Georgia, which runs the fifth largest US lottery program in terms of sales, introduced smartphone lottery game apps in an attempt to appeal to millennials.

"Like many industries, we are looking to grow our business across all channels. This includes increasing our engagement with millennials," said Georgia Lottery Communications Director Tandi Reddick in an email. "As Georgians, particularly millennials, continue to maintain a relationship with their mobile devices, the Georgia Lottery has introduced mobile-based games that offer various play experiences."

Social media is also seen as a means to draw in the young folks.

"We have found success in reaching millennials through social media platforms, specifically Instagram," wrote Illinois Lottery communications director Jason Schaumburg in an email. "This helps give our brand a fun personality."

Massachusetts has also recently expanded its online presence by hiring its first full-time social media director, who was charged with making the lottery's Twitter and Facebook accounts interact with more customers and potential customers.

The IGT report argued that lotteries should develop competitive components in their games as another means to entice younger players.

"Titles like Clash Royale, World of Warcraft, and Candy Crush are just a few of the games that have surged in popularity with this demographic, despite the fact that none of them provide monetary rewards like a lottery game could," said the report.


IGT suggested that lottery programs appeal to the increased level of importance millennials put on live experiences and social causes compared to older generations.

Colorado created an online virtual reality experience that allows users to view some of the state's parks while promoting the fact that lottery revenue goes toward outdoor improvement projects.

"The Colorado Lottery has a unique message that we think will resonate with millennials, which is that we are the only state lottery that reinvests 100 percent of our proceeds to the great outdoors," wrote spokesperson Christian Hawley in an email. "With that being said, we've been working hard to draw new players and millennials—research has shown us that they value experience over things, and with this information in our pocket the Colorado Lottery launched an integrated marketing campaign that offers people the ability to experience (in an immersive virtual reality)—the wonders of the Colorado outdoors."

These efforts didn't seem to have had a massive effect on the millennials I spoke to, though.

"I have dabbled in penny stocks and sports gambling, but this is solely based off algorithms.
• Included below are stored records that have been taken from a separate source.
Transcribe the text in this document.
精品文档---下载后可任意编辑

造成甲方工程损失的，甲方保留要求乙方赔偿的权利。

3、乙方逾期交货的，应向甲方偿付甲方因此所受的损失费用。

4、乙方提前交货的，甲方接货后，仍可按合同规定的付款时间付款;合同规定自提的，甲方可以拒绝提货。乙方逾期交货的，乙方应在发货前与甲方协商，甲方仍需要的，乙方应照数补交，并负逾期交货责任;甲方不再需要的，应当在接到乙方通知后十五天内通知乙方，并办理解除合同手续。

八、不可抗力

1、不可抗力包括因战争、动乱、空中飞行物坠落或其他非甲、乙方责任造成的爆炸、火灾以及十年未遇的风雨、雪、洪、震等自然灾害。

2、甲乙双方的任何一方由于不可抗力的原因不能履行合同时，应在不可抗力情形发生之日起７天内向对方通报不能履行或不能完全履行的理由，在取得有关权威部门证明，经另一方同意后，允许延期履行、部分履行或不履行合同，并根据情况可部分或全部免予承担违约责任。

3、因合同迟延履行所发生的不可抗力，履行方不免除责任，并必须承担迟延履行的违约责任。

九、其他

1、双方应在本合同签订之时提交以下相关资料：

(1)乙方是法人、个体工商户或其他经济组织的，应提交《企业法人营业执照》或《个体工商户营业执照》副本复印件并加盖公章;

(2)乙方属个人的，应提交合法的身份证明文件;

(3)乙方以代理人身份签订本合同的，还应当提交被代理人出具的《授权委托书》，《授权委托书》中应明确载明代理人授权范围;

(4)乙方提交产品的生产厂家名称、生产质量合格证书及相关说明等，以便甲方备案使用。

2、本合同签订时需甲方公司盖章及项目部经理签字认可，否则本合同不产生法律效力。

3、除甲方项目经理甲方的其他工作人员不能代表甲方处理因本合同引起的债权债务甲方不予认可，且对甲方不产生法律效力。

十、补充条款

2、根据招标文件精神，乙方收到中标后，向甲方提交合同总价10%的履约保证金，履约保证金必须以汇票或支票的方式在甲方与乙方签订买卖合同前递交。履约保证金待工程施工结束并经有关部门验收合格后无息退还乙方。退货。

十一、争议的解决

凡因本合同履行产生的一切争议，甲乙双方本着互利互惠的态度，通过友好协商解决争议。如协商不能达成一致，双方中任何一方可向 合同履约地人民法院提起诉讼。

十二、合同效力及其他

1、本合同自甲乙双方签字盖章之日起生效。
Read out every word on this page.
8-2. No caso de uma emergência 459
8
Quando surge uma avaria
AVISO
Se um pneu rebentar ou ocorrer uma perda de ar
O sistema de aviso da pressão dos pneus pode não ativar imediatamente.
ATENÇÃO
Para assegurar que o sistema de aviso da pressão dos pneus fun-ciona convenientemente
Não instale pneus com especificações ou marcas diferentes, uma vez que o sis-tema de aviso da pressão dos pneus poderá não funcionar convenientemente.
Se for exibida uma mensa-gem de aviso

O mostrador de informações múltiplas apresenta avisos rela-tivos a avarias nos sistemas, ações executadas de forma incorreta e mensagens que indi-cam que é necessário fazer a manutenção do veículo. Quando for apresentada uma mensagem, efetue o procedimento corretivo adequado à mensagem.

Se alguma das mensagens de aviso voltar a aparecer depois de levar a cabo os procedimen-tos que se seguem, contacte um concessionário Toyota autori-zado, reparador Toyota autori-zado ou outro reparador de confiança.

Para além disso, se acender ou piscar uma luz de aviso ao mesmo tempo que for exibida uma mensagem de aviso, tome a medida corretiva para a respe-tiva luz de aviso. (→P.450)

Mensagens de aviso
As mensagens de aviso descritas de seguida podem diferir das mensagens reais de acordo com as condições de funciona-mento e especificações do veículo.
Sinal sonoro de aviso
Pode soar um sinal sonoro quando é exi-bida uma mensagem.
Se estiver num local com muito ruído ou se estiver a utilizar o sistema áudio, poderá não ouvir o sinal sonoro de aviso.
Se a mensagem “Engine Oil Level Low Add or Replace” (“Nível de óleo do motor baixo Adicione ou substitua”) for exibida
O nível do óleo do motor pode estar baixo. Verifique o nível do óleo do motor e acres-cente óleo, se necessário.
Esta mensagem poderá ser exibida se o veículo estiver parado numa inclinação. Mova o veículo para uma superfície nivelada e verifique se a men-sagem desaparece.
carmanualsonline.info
The lottery relies strictly on luck. I might play more if the odds weren't 1 in 8 million," said Logan Hayes, an undergraduate student at UNC Charleston. "It's absurdly irrational to take that gamble, being in college."
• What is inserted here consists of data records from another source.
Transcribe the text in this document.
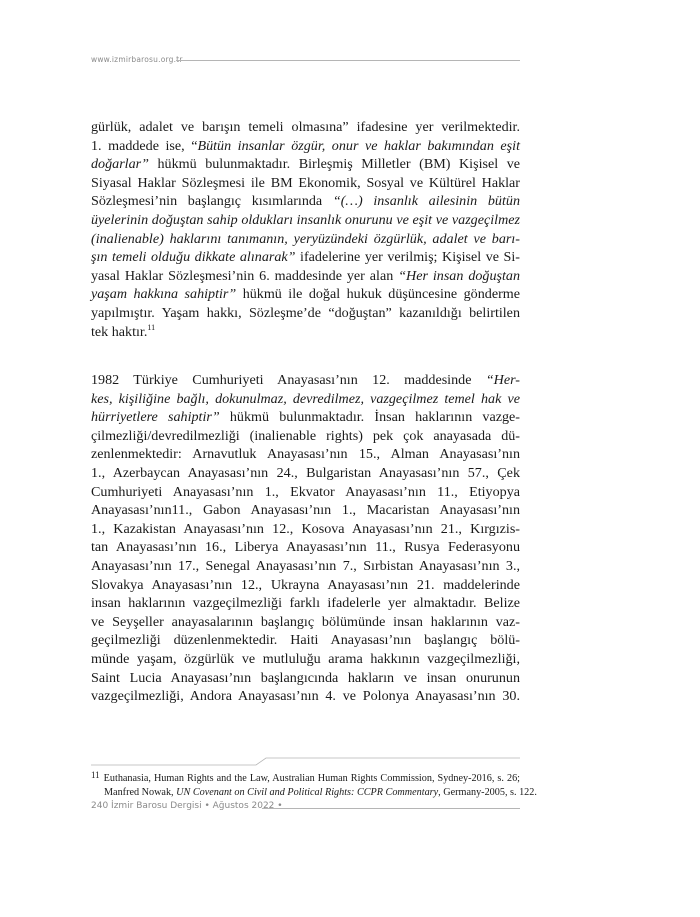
www.izmirbarosu.org.tr
gürlük, adalet ve barışın temeli olmasına” ifadesine yer verilmektedir.
1. maddede ise, “Bütün insanlar özgür, onur ve haklar bakımından eşit
doğarlar” hükmü bulunmaktadır. Birleşmiş Milletler (BM) Kişisel ve
Siyasal Haklar Sözleşmesi ile BM Ekonomik, Sosyal ve Kültürel Haklar
Sözleşmesi’nin başlangıç kısımlarında “(…) insanlık ailesinin bütün
üyelerinin doğuştan sahip oldukları insanlık onurunu ve eşit ve vazgeçilmez
(inalienable) haklarını tanımanın, yeryüzündeki özgürlük, adalet ve barı-
şın temeli olduğu dikkate alınarak” ifadelerine yer verilmiş; Kişisel ve Si-
yasal Haklar Sözleşmesi’nin 6. maddesinde yer alan “Her insan doğuştan
yaşam hakkına sahiptir” hükmü ile doğal hukuk düşüncesine gönderme
yapılmıştır. Yaşam hakkı, Sözleşme’de “doğuştan” kazanıldığı belirtilen
tek haktır.$^{11}$
1982 Türkiye Cumhuriyeti Anayasası’nın 12. maddesinde “Her-
kes, kişiliğine bağlı, dokunulmaz, devredilmez, vazgeçilmez temel hak ve
hürriyetlere sahiptir” hükmü bulunmaktadır. İnsan haklarının vazge-
çilmezliği/devredilmezliği (inalienable rights) pek çok anayasada dü-
zenlenmektedir: Arnavutluk Anayasası’nın 15., Alman Anayasası’nın
1., Azerbaycan Anayasası’nın 24., Bulgaristan Anayasası’nın 57., Çek
Cumhuriyeti Anayasası’nın 1., Ekvator Anayasası’nın 11., Etiyopya
Anayasası’nın11., Gabon Anayasası’nın 1., Macaristan Anayasası’nın
1., Kazakistan Anayasası’nın 12., Kosova Anayasası’nın 21., Kırgızis-
tan Anayasası’nın 16., Liberya Anayasası’nın 11., Rusya Federasyonu
Anayasası’nın 17., Senegal Anayasası’nın 7., Sırbistan Anayasası’nın 3.,
Slovakya Anayasası’nın 12., Ukrayna Anayasası’nın 21. maddelerinde
insan haklarının vazgeçilmezliği farklı ifadelerle yer almaktadır. Belize
ve Seyşeller anayasalarının başlangıç bölümünde insan haklarının vaz-
geçilmezliği düzenlenmektedir. Haiti Anayasası’nın başlangıç bölü-
münde yaşam, özgürlük ve mutluluğu arama hakkının vazgeçilmezliği,
Saint Lucia Anayasası’nın başlangıcında hakların ve insan onurunun
vazgeçilmezliği, Andora Anayasası’nın 4. ve Polonya Anayasası’nın 30.
11 Euthanasia, Human Rights and the Law, Australian Human Rights Commission, Sydney-2016, s. 26;
Manfred Nowak, UN Covenant on Civil and Political Rights: CCPR Commentary, Germany-2005, s. 122.
240 İzmir Barosu Dergisi • Ağustos 2022 •
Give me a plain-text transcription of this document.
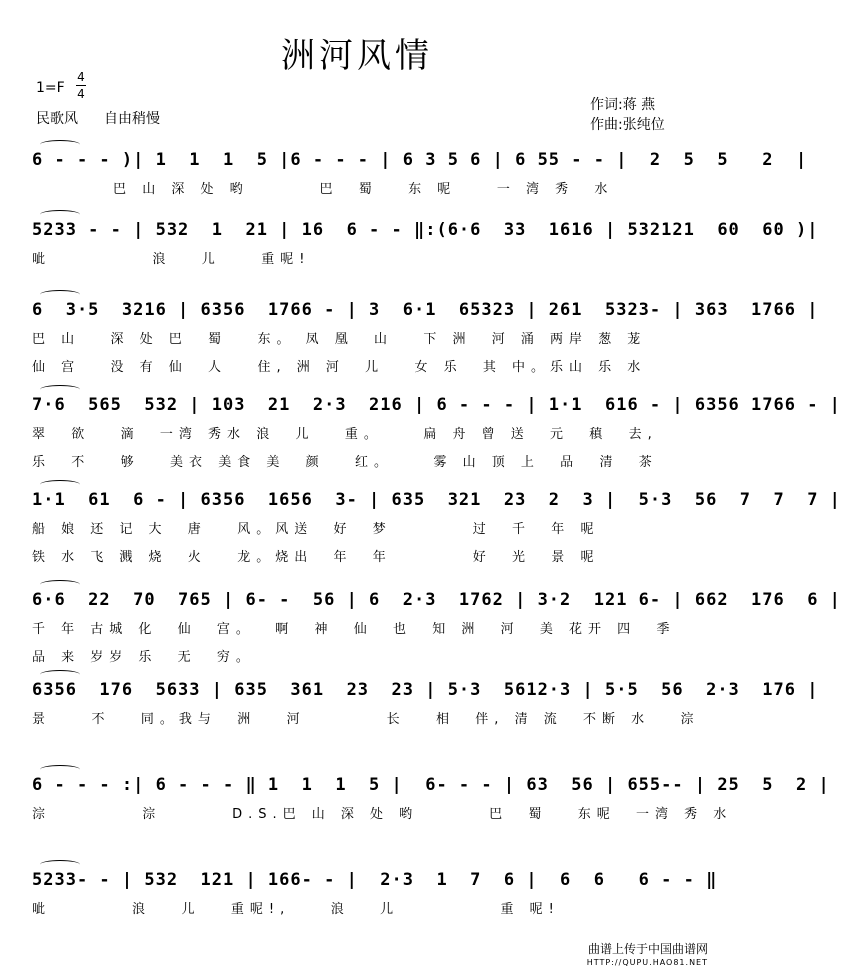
洲河风情
1=F
4
4
民歌风 自由稍慢
作词:蒋 燕
作曲:张纯位
6 - - - )| 1  1  1  5 |6 - - - | 6 3 5 6 | 6 55 - - |  2  5  5   2  |
巴 山 深 处 哟       巴  蜀   东 呢    一 湾 秀  水
5233 - - | 532  1  21 | 16  6 - - ‖:(6·6  33  1616 | 532121  60  60 )|
呲          浪   儿    重呢!
6  3·5  3216 | 6356  1766 - | 3  6·1  65323 | 261  5323- | 363  1766 |
巴 山   深 处 巴  蜀   东。 凤 凰  山   下 洲  河 涌 两岸 葱 茏
仙 宫   没 有 仙  人   住, 洲 河  儿   女 乐  其 中。乐山 乐 水
7·6  565  532 | 103  21  2·3  216 | 6 - - - | 1·1  616 - | 6356 1766 - |
翠  欲   滴  一湾 秀水 浪  儿   重。    扁 舟 曾 送  元  稹  去,
乐  不   够   美衣 美食 美  颜   红。    雾 山 顶 上  品  清  茶
1·1  61  6 - | 6356  1656  3- | 635  321  23  2  3 |  5·3  56  7  7  7 |
船 娘 还 记 大  唐   风。风送  好  梦        过  千  年 呢
铁 水 飞 溅 烧  火   龙。烧出  年  年        好  光  景 呢
6·6  22  70  765 | 6- -  56 | 6  2·3  1762 | 3·2  121 6- | 662  176  6 |
千 年 古城 化  仙  宫。  啊  神  仙  也  知 洲  河  美 花开 四  季
品 来 岁岁 乐  无  穷。
6356  176  5633 | 635  361  23  23 | 5·3  5612·3 | 5·5  56  2·3  176 |
景    不   同。我与  洲   河        长   相  伴, 清 流  不断 水   淙
6 - - - :| 6 - - - ‖ 1  1  1  5 |  6- - - | 63  56 | 655-- | 25  5  2 |
淙         淙       D.S.巴 山 深 处 哟       巴  蜀   东呢  一湾 秀 水
5233- - | 532  121 | 166- - |  2·3  1  7  6 |  6  6   6 - - ‖
呲        浪   儿   重呢!,    浪   儿          重 呢!
曲谱上传于中国曲谱网
HTTP://QUPU.HAO81.NET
Colleen O'Loughlin, a college graduate who lives in Boston, buys scratch tickets every once in a while, but not as regularly as older family members.
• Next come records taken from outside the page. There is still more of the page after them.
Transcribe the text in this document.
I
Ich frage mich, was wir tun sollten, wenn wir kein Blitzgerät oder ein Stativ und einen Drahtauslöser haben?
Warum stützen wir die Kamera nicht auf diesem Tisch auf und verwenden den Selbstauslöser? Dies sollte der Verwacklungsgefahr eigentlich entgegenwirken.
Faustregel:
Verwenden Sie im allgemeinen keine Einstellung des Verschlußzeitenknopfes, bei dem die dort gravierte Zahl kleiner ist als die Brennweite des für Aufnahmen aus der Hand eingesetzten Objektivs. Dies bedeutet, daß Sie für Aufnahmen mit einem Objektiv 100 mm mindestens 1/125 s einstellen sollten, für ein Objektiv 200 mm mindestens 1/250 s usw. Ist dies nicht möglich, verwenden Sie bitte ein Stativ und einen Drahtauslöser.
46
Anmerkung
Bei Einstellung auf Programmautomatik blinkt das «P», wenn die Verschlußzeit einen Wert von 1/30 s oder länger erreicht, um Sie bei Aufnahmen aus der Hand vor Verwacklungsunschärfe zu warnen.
"The odds are against you. The chance of winning is pretty slim," she said. "I never carry cash. It would be much easier if you could use a card."

Convenience and longs odds are also why Jeff Van Dien, of Portland, Oregon, does not regularly play.

"Under normal circumstances, I do not play the lotto. If I happen to be at a convenience store, I may play the state lotto, but even then it's a ridiculous waste of money," he said. "The odds are horrible, and buying at the grocery store is too much of a chore. You have to go through the checkout for groceries, and then wait in line at customer service for a lotto ticket."

Justin Wheeler, who lives outside of Atlanta, said that he might be tempted by an emphasis on video gaming, but he was not sure that he would remain interested in something like that.

"If they were somehow able to make a lottery game that was playable like a video game I might be more likely to try it out, but my assumption is that it wouldn't be something based around skill," said Wheeler. "So, in that case, my chances of continuous play would be very limited."

For a generation that has grown up with constant access to the internet, smartphones and a wider range of gambling options, research on the possible impacts to addiction rates has been far outpaced by research about how best to monetize this demographic, according to the National Council on Problem Gambling (NIH), which estimated that there are 5.7 million people in America who suffer from gambling-associated disorders and that younger males are often the most prone.

A 2015 study published by the NIH indicated that simply being 18-24 was a leading risk factor for problem gambling among both males and females.

"Right now the gambling industry is desperately trying to find new ways to attract millennials," said Kevin Whyte, executive director of the National Council on Problem Gambling. "It's a huge issue."